A year has elapsed since I last wrote a piece on this subject, but the battle for common sense has still not been won. It was heartening that Lord Heseltine, in a recent press interview, made the point that it was foolish to attack Britain’s biggest industry:
“The Financial Services Industry is hugely important to the British economy; if you want to be world competitive, then you have to pay the sort of money that the industry will pay. You cannot run a capitalist economy without banks”.
After the NHS, it is the biggest UK employer. It is the biggest exporter, with British business exports at over £100bn, making a major contribution to all our imports from Asia. Recent City of London Corporation research found that the direct taxes paid by financial services businesses and their employees, though down £8bn on the previous year, were £53.4bn in the last financial year, contributing 11% of UK tax revenues. This, however, excluded VAT, Customs, Capital Gains Tax and Inheritance Tax revenues paid by employees of the industry – which if included would raise the total to over 15%. This also excludes other related territories – lawyers, consultants, advertising and marketing agencies plus other sophisticated “City” services.

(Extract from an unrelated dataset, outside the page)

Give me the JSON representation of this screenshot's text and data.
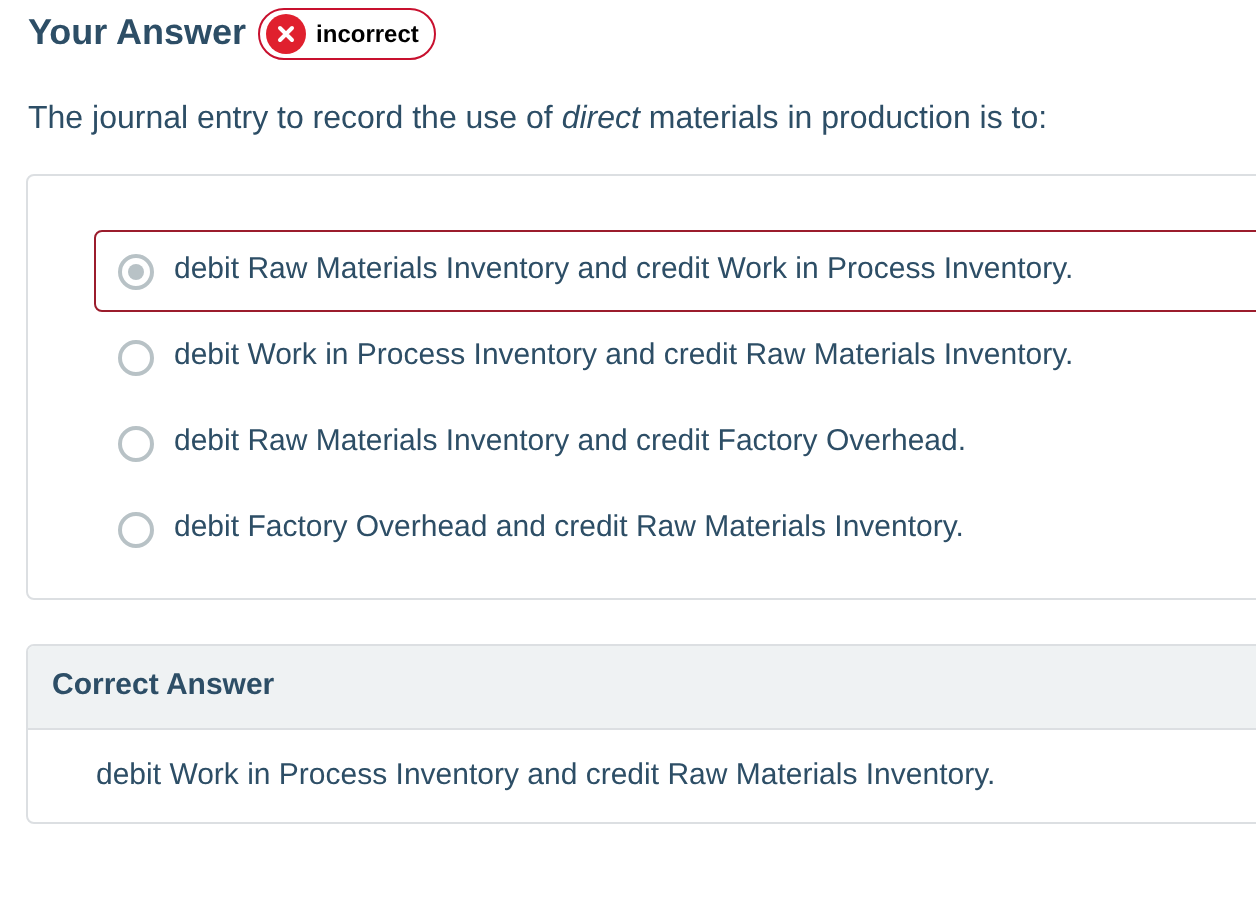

Measured in a different context, the only part of the UK which is tax positive is London and the Home Counties which contributes of the order of £50bn p.a. to other parts of the UK, especially Scotland, Wales and Northern Ireland.
It is appropriate for a mature economy such as the UK to earn its keep in the world by its brains rather than its brawn, which cannot compete with the low wages of Asia and Latin America.
The concept that a revival in manufacturing industry could replace the employment, exports and tax revenues of the financial services and related sectors is, palpably, ludicrous.
The problem is bonuses. The public does not mind footballers earning huge sums of money, even if it results in the Clubs for which they play getting into financial difficulties; but huge bonuses for bankers are unacceptable. I have some sympathy for this view. In part because it has been the tax payer who has had to bail out the banks, but also because successful traders may be risking their bank’s (customers’) cash and not their own.
Historically, those working for investment banks and stock brokers, who mostly also owned the businesses, did extremely well when business was good, but often had to sustain their businesses from their own pockets in bad times. But it was unheard of for commercial bankers to receive large bonuses 30 years ago. The change has come about as commercial banks took over investment banks or developed investment banking activities and the long established bonus culture of investment banking spread to commercial banking. Like the managers of Football Clubs, the executive management of Banks are effectively prisoners of their bonus culture.
If banks were “forbidden” to pay substantial bonuses in the UK, the “performing” individuals and their business would move elsewhere, where large bonuses were possible. Within the UK, if some banks pay no or small bonuses to their top performers, as experience has shown, they get “poached” by other banks paying generous bonuses. The practical reality is that initiatives to reduce the banking bonus culture must be international.
There are, however, two ameliorating factors, the one that taxation of 51% is paid on large bonuses and the other that the tax payers’ investments in banks, made in the course of the banking crisis, were made at rock bottom prices and are likely to reap gains as the banking system recovers. The tax payer ought to end up making a good profit out of supporting the banking system.
There is, moreover, no reason why other parts of the UK economy cannot grow, particularly with a competitive currency. A large financial sector is not “squeezing out” other industries. Rather there is an advantage in having the City of London to raise money domestically and internationally for new investments. While no Central Bank or Government can guarantee that banks will not run into trouble in the future, the fundamental causes of Britain’s credit/banking crisis were wrong economic, monetary and regulatory policies – all the responsibility of the Labour Government. It is to be hoped that a re-built, professional Bank of England will be capable of supervising the banking industry satisfactorily as it did for 100 years from 1870. In buoyant economic times, appropriate monetary policy is needed to restrain excessive lending and borrowing.
It is also apparent that Britain needs a more competitive banking industry, which Government can encourage. But the key points to be grasped are that banking is only one part of the financial services industry and the financial services industry is part of Britain’s overall successful, international business services industry: and without this we would all be a great deal poorer.